Title
AWS re:Invent 2022 - Using observability to build trust & improve incident response times (PRT317)
Summary
- Jordan Spiers from New Relic opened the session, emphasizing the importance of observability in modern cloud environments and its role in operational excellence and business outcomes.
- Mikhailail, General Manager from CloudAware, and Sam Brindley from New York Life Insurance shared their journey of adopting AWS with New Relic, focusing on the concept of the observable enterprise.
- Key objectives discussed were building trust, reducing noise, and increasing coverage through integration, automation, and governance.
- The session covered the importance of early decision-making in cloud transformations, the need for accurate assessments, and post-migration visibility.
- New Relic's partnership with AWS and strategic partners like CloudAware was highlighted as crucial for customer success.
- The talk included a technical demonstration of using Terraform for alerting as code, enabling developers to autonomously manage and monitor their AWS resources with New Relic.
Insights
- Observability is not just about monitoring but about providing actionable insights and confidence to make changes without causing downtime.
- Modern cloud transformations require a departure from one-size-fits-all approaches, emphasizing the need for tailored solutions and early planning.
- The concept of the observable enterprise is central to managing large-scale cloud environments, with a focus on trust, noise reduction, and coverage.

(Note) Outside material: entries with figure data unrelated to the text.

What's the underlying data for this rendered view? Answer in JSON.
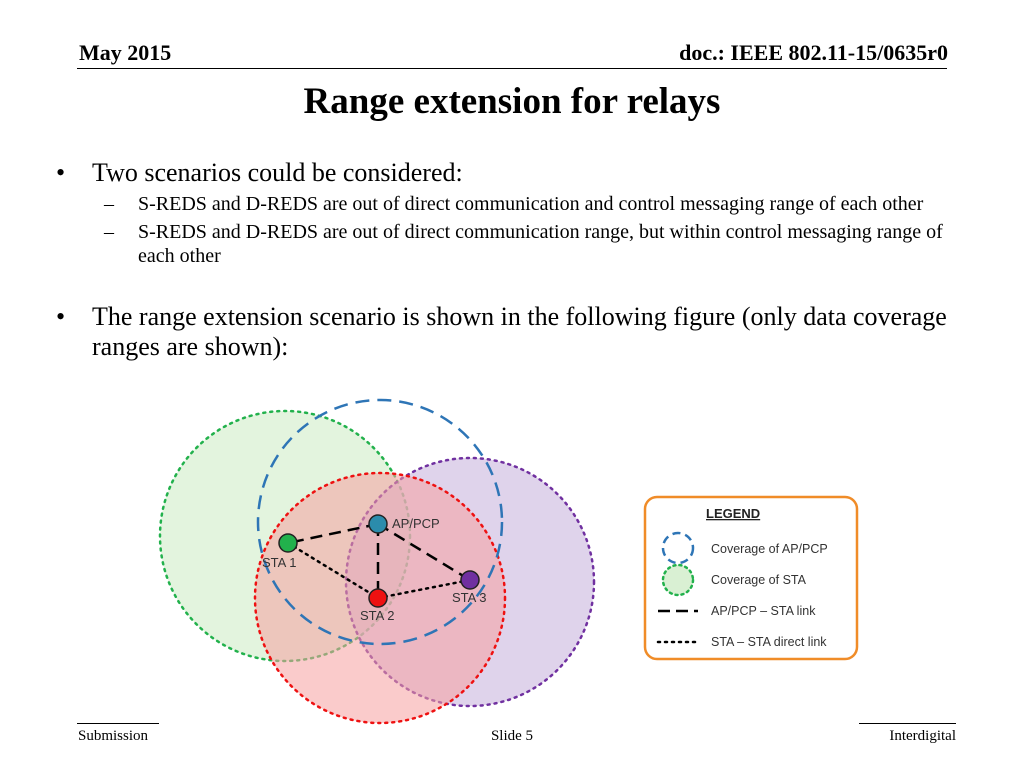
{
  "header": {
    "date": "May 2015",
    "doc_id": "doc.: IEEE 802.11-15/0635r0"
  },
  "title": "Range extension for relays",
  "bullets": [
    {
      "text": "Two scenarios could be considered:",
      "sub": [
        "S-REDS and D-REDS are out of direct communication and control messaging range of each other",
        "S-REDS and D-REDS are out of direct communication range, but within control messaging range of each other"
      ]
    },
    {
      "text": "The range extension scenario is shown in the following figure (only data coverage ranges are shown):"
    }
  ],
  "figure": {
    "nodes": {
      "ap": "AP/PCP",
      "sta1": "STA 1",
      "sta2": "STA 2",
      "sta3": "STA 3"
    },
    "legend": {
      "title": "LEGEND",
      "items": [
        "Coverage of AP/PCP",
        "Coverage of STA",
        "AP/PCP – STA link",
        "STA – STA direct link"
      ]
    },
    "colors": {
      "ap_coverage": "#2e75b6",
      "sta1": "#22b14c",
      "sta2": "#ee1111",
      "sta3": "#7030a0",
      "legend_border": "#f08c28"
    }
  },
  "footer": {
    "left": "Submission",
    "center": "Slide 5",
    "right": "Interdigital"
  }
}
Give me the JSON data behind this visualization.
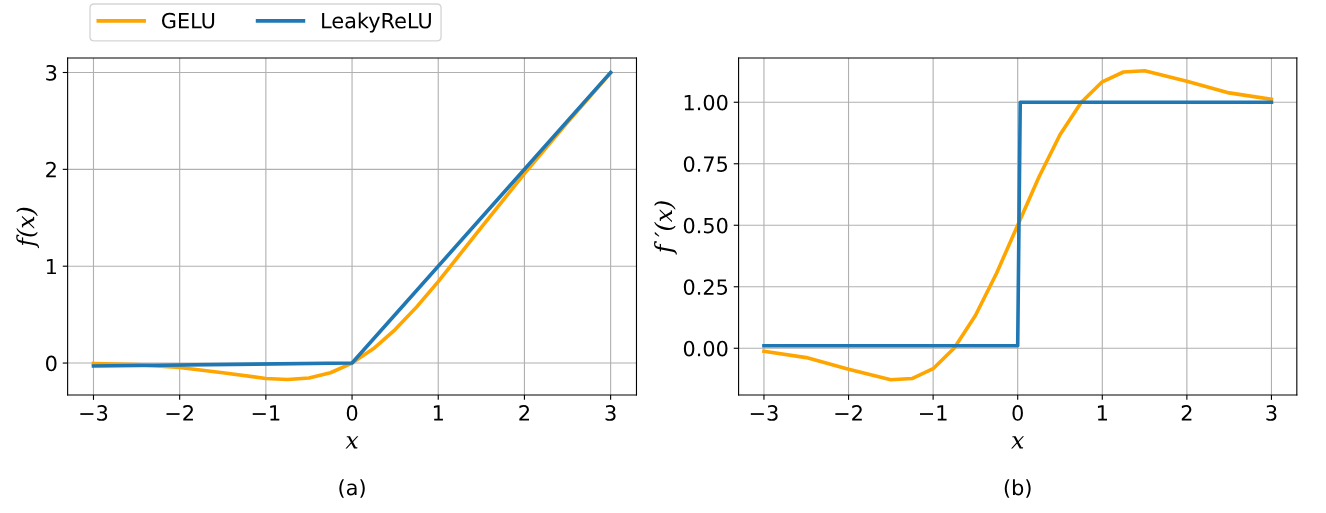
{
  "chart_data": [
    {
      "type": "line",
      "xlabel": "x",
      "ylabel": "f(x)",
      "xlim": [
        -3.3,
        3.3
      ],
      "ylim": [
        -0.33,
        3.15
      ],
      "xticks": [
        {
          "value": -3,
          "label": "−3"
        },
        {
          "value": -2,
          "label": "−2"
        },
        {
          "value": -1,
          "label": "−1"
        },
        0,
        1,
        2,
        3
      ],
      "yticks": [
        0,
        1,
        2,
        3
      ],
      "grid": true,
      "legend": "top left",
      "annotations": [
        "(a)"
      ],
      "series": [
        {
          "name": "GELU",
          "color": "#ffa500",
          "x": [
            -3,
            -2.5,
            -2,
            -1.5,
            -1,
            -0.75,
            -0.5,
            -0.25,
            0,
            0.25,
            0.5,
            0.75,
            1,
            1.5,
            2,
            2.5,
            3
          ],
          "values": [
            -0.004,
            -0.016,
            -0.046,
            -0.1,
            -0.159,
            -0.17,
            -0.154,
            -0.1,
            0,
            0.15,
            0.346,
            0.58,
            0.841,
            1.4,
            1.955,
            2.485,
            2.996
          ]
        },
        {
          "name": "LeakyReLU",
          "color": "#1f77b4",
          "x": [
            -3,
            0,
            3
          ],
          "values": [
            -0.03,
            0,
            3
          ]
        }
      ]
    },
    {
      "type": "line",
      "xlabel": "x",
      "ylabel": "f ′(x)",
      "xlim": [
        -3.3,
        3.3
      ],
      "ylim": [
        -0.19,
        1.18
      ],
      "xticks": [
        {
          "value": -3,
          "label": "−3"
        },
        {
          "value": -2,
          "label": "−2"
        },
        {
          "value": -1,
          "label": "−1"
        },
        0,
        1,
        2,
        3
      ],
      "yticks": [
        {
          "value": 0,
          "label": "0.00"
        },
        {
          "value": 0.25,
          "label": "0.25"
        },
        {
          "value": 0.5,
          "label": "0.50"
        },
        {
          "value": 0.75,
          "label": "0.75"
        },
        {
          "value": 1,
          "label": "1.00"
        }
      ],
      "grid": true,
      "annotations": [
        "(b)"
      ],
      "series": [
        {
          "color": "#ffa500",
          "x": [
            -3,
            -2.5,
            -2,
            -1.5,
            -1.25,
            -1,
            -0.75,
            -0.5,
            -0.25,
            0,
            0.25,
            0.5,
            0.75,
            1,
            1.25,
            1.5,
            2,
            2.5,
            3
          ],
          "values": [
            -0.012,
            -0.038,
            -0.085,
            -0.128,
            -0.123,
            -0.083,
            0.001,
            0.133,
            0.305,
            0.5,
            0.695,
            0.868,
            0.999,
            1.083,
            1.123,
            1.128,
            1.085,
            1.038,
            1.012
          ]
        },
        {
          "color": "#1f77b4",
          "x": [
            -3,
            0,
            0.03,
            3
          ],
          "values": [
            0.01,
            0.01,
            1,
            1
          ]
        }
      ]
    }
  ]
}
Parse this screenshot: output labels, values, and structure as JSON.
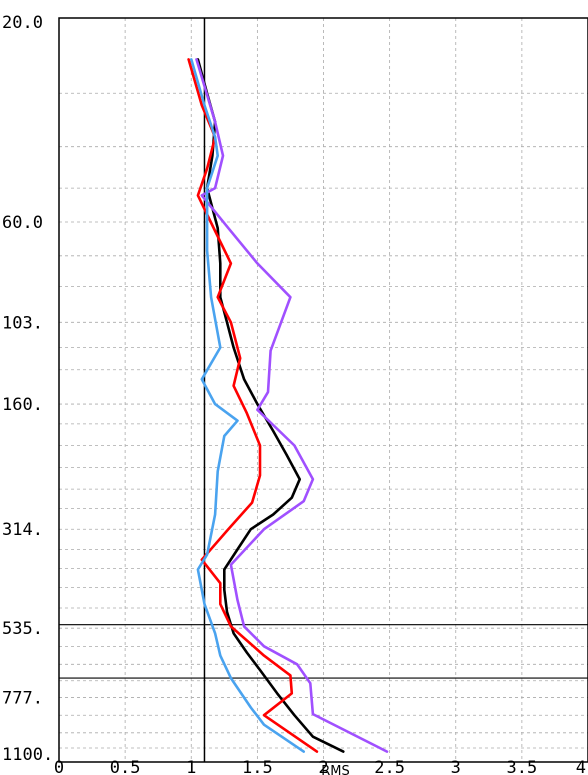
{
  "chart_data": {
    "type": "line",
    "title": "",
    "xlabel": "RMS",
    "ylabel": "",
    "xlim": [
      0,
      4
    ],
    "y_scale": "log",
    "y_inverted": true,
    "ylim": [
      20,
      1100
    ],
    "grid": true,
    "x_ticks": [
      {
        "value": 0,
        "label": "0"
      },
      {
        "value": 0.5,
        "label": "0.5"
      },
      {
        "value": 1,
        "label": "1"
      },
      {
        "value": 1.5,
        "label": "1.5"
      },
      {
        "value": 2,
        "label": "2"
      },
      {
        "value": 2.5,
        "label": "2.5"
      },
      {
        "value": 3,
        "label": "3"
      },
      {
        "value": 3.5,
        "label": "3.5"
      },
      {
        "value": 4,
        "label": "4"
      }
    ],
    "y_ticks": [
      {
        "value": 20,
        "label": "20.0"
      },
      {
        "value": 60,
        "label": "60.0"
      },
      {
        "value": 103,
        "label": "103."
      },
      {
        "value": 160,
        "label": "160."
      },
      {
        "value": 314,
        "label": "314."
      },
      {
        "value": 535,
        "label": "535."
      },
      {
        "value": 777,
        "label": "777."
      },
      {
        "value": 1100,
        "label": "1100."
      }
    ],
    "y_minor_grid": [
      30,
      40,
      50,
      72,
      85,
      118,
      133,
      178,
      200,
      225,
      253,
      281,
      350,
      388,
      430,
      480,
      590,
      650,
      710,
      855,
      940,
      1020
    ],
    "reference_lines": {
      "vertical_x": [
        1.1
      ],
      "horizontal_y": [
        525,
        700
      ]
    },
    "series": [
      {
        "color": "#000000",
        "points": [
          [
            1.05,
            25
          ],
          [
            1.12,
            30
          ],
          [
            1.18,
            35
          ],
          [
            1.16,
            42
          ],
          [
            1.12,
            50
          ],
          [
            1.2,
            62
          ],
          [
            1.22,
            75
          ],
          [
            1.22,
            90
          ],
          [
            1.27,
            103
          ],
          [
            1.32,
            118
          ],
          [
            1.4,
            140
          ],
          [
            1.5,
            160
          ],
          [
            1.62,
            185
          ],
          [
            1.72,
            210
          ],
          [
            1.82,
            240
          ],
          [
            1.76,
            265
          ],
          [
            1.62,
            290
          ],
          [
            1.45,
            314
          ],
          [
            1.35,
            350
          ],
          [
            1.25,
            390
          ],
          [
            1.25,
            435
          ],
          [
            1.27,
            490
          ],
          [
            1.32,
            550
          ],
          [
            1.42,
            610
          ],
          [
            1.52,
            670
          ],
          [
            1.65,
            760
          ],
          [
            1.78,
            855
          ],
          [
            1.92,
            960
          ],
          [
            2.15,
            1040
          ]
        ]
      },
      {
        "color": "#ff0000",
        "points": [
          [
            0.98,
            25
          ],
          [
            1.08,
            32
          ],
          [
            1.18,
            38
          ],
          [
            1.12,
            45
          ],
          [
            1.05,
            52
          ],
          [
            1.18,
            63
          ],
          [
            1.3,
            75
          ],
          [
            1.2,
            90
          ],
          [
            1.3,
            103
          ],
          [
            1.37,
            125
          ],
          [
            1.32,
            145
          ],
          [
            1.42,
            168
          ],
          [
            1.52,
            200
          ],
          [
            1.52,
            235
          ],
          [
            1.46,
            272
          ],
          [
            1.28,
            314
          ],
          [
            1.08,
            370
          ],
          [
            1.22,
            420
          ],
          [
            1.22,
            470
          ],
          [
            1.3,
            530
          ],
          [
            1.55,
            620
          ],
          [
            1.75,
            690
          ],
          [
            1.76,
            760
          ],
          [
            1.55,
            855
          ],
          [
            1.95,
            1040
          ]
        ]
      },
      {
        "color": "#a050ff",
        "points": [
          [
            1.04,
            25
          ],
          [
            1.18,
            35
          ],
          [
            1.24,
            42
          ],
          [
            1.18,
            50
          ],
          [
            1.08,
            52
          ],
          [
            1.28,
            62
          ],
          [
            1.5,
            75
          ],
          [
            1.75,
            90
          ],
          [
            1.6,
            120
          ],
          [
            1.58,
            150
          ],
          [
            1.5,
            165
          ],
          [
            1.78,
            200
          ],
          [
            1.92,
            240
          ],
          [
            1.85,
            270
          ],
          [
            1.55,
            314
          ],
          [
            1.3,
            380
          ],
          [
            1.35,
            460
          ],
          [
            1.4,
            530
          ],
          [
            1.55,
            590
          ],
          [
            1.8,
            650
          ],
          [
            1.9,
            720
          ],
          [
            1.92,
            850
          ],
          [
            2.48,
            1040
          ]
        ]
      },
      {
        "color": "#4aa3ef",
        "points": [
          [
            1.0,
            25
          ],
          [
            1.1,
            32
          ],
          [
            1.18,
            38
          ],
          [
            1.2,
            42
          ],
          [
            1.12,
            50
          ],
          [
            1.12,
            70
          ],
          [
            1.15,
            90
          ],
          [
            1.22,
            118
          ],
          [
            1.08,
            140
          ],
          [
            1.18,
            160
          ],
          [
            1.35,
            175
          ],
          [
            1.25,
            190
          ],
          [
            1.2,
            230
          ],
          [
            1.18,
            290
          ],
          [
            1.12,
            360
          ],
          [
            1.05,
            390
          ],
          [
            1.1,
            470
          ],
          [
            1.18,
            550
          ],
          [
            1.22,
            620
          ],
          [
            1.3,
            700
          ],
          [
            1.45,
            820
          ],
          [
            1.55,
            900
          ],
          [
            1.85,
            1040
          ]
        ]
      }
    ]
  }
}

- Integration, automation, and governance are key pillars in achieving an observable enterprise, with tools like CloudAware playing a pivotal role.
- The shift-left approach empowers developers to take ownership of monitoring and alerting, reducing bureaucracy and enabling scalability.
- New Relic's Terraform integration allows for alerting as code, providing developers with the tools to manage monitoring and alerting in a self-service manner.
- The cost implications of monitoring strategies were discussed, with a comparison between pull (CloudWatch API) and push (Kinesis stream) methods.
- The session underscored the importance of communication with business stakeholders to build trust and ensure they understand the state of IT operations.